Additionally, there are increasing questions about the potential of a continuing draw from the rest of the United States. In fact, the growth and in-migration from the American Northeast and Midwest has already begun to slow while the migration from Mexico has continued. Some stresses are already surfacing, for example, high foreclosure rates and plummeting property values have been disastrous in many Sun Belt cities, worse than their Lake Belt counterparts. Another issue is one of demographics. As the Sun Belt has drawn many of the 75 million Baby Boomers from the Northeast and the Lake Belt, the question is, will the 83 million Millenials (the children of the Boomers) go there as well? 

Studies show that this giant wave of young people seek to live in culturally rich environments, that are sustainable, walkable and full of character. The Lake Belt has plenty of places like these, cities with classic tree filled neighborhoods, authentic traditional downtowns, dense pedestrian-oriented places and plenty of fresh water. As the Sun Belt is witness to increasing challenges, the Lake Belt is also retooling. After years of a declining manufacturing base, it now is concentrating on developing many of the assets that are deeply rooted in most of the cities of the Great Lakes Region.

What Assets?

In fact, the Lake Belt is full of assets that most of the country does not have. Some key components are oriented around education and medical facilities. With high-level universities such as Michigan, Cranbrook, Michigan State, Ohio State, Illinois, Wisconsin, Notre Dame, Purdue, and Carnegie Mellon, just to name a few, the quality of the educational community is without question.  As far as medical facilities, a US News & World Report 2010-11 study listed the top 14 hospitals in the US, and five were located in the Lakes Belt (the Sun Belt had no hospitals listed in the top 14). In other areas of change, the region has an extensive and developing high tech industrial and a refocused engineering and manufacturing base that is rapidly evolving. Other assets include the Great Lakes region's numerous, world class, cultural institutions, like the art museums of Chicago, Detroit and Cleveland, and numerous symphonies, operas and other museums. Additionally, Lake Belt natural assets include the largest fresh water coastline in the world, hundreds of miles of sandy beaches (over 200 miles in Michigan alone), mountains, waterfalls and great sand dunes. Lastly, the region is full of walkable, sustainable cities, with traditional neighborhoods and downtowns with historic architecture, established infrastructure and close proximity to fertile farms and fresh water for those who are interested in healthier and slow food networks. 

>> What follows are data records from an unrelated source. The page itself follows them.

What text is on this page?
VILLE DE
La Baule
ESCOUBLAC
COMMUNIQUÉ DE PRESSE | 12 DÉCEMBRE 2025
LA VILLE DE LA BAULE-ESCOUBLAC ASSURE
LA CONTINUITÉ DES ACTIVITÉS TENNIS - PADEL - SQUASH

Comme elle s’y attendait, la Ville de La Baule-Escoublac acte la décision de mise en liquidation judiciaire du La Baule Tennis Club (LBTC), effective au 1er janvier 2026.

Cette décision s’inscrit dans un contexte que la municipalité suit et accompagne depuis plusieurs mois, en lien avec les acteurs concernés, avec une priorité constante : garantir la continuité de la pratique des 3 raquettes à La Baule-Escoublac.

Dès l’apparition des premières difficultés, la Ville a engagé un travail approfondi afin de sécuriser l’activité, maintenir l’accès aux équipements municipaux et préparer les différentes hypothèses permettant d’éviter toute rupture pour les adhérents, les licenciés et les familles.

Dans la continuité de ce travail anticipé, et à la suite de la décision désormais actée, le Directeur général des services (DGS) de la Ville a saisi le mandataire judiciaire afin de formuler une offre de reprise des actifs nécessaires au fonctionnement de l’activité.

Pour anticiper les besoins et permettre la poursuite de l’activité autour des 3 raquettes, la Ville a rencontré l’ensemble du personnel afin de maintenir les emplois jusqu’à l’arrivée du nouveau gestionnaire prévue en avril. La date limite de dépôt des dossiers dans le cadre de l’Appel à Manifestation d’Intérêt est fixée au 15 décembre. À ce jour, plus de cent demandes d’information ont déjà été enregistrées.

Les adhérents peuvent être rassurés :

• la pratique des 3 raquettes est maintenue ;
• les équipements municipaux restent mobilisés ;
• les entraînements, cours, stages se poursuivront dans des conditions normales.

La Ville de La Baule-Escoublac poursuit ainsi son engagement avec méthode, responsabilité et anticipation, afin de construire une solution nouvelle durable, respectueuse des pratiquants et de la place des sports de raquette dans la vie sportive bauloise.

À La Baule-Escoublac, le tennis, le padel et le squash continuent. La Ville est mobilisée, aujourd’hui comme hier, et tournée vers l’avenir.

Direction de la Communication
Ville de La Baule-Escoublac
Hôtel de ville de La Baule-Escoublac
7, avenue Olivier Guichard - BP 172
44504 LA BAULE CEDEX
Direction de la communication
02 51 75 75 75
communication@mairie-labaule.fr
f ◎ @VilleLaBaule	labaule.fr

With a focus on many of these areas as economic drivers, including education and medical institutions, high tech development, new manufacturing and engineering advancements, entertainment and tourism, jobs will become increasingly available within the region. Add into the discussion that the cost of living in much of the Lake Belt is below many parts of the US, and it is easy to see how the region's collective assets could be attractive, especially to the Millenial demographic. The Lake Belt of North America has been an important part of the continent for centuries. Now, as the country and the world is starting to recognize the need to live a lifestyle that embraces sustainable practices, recognizes walkable, pedestrian-oriented communities, long-standing cultural institutions, and a critical mass of people, the Lake Belt is well positioned for its next phase.

Mark Nickita is principal of Archive DS, a Detroit urban design and architecture firm, and mayor of the City of Birmingham, Michigan.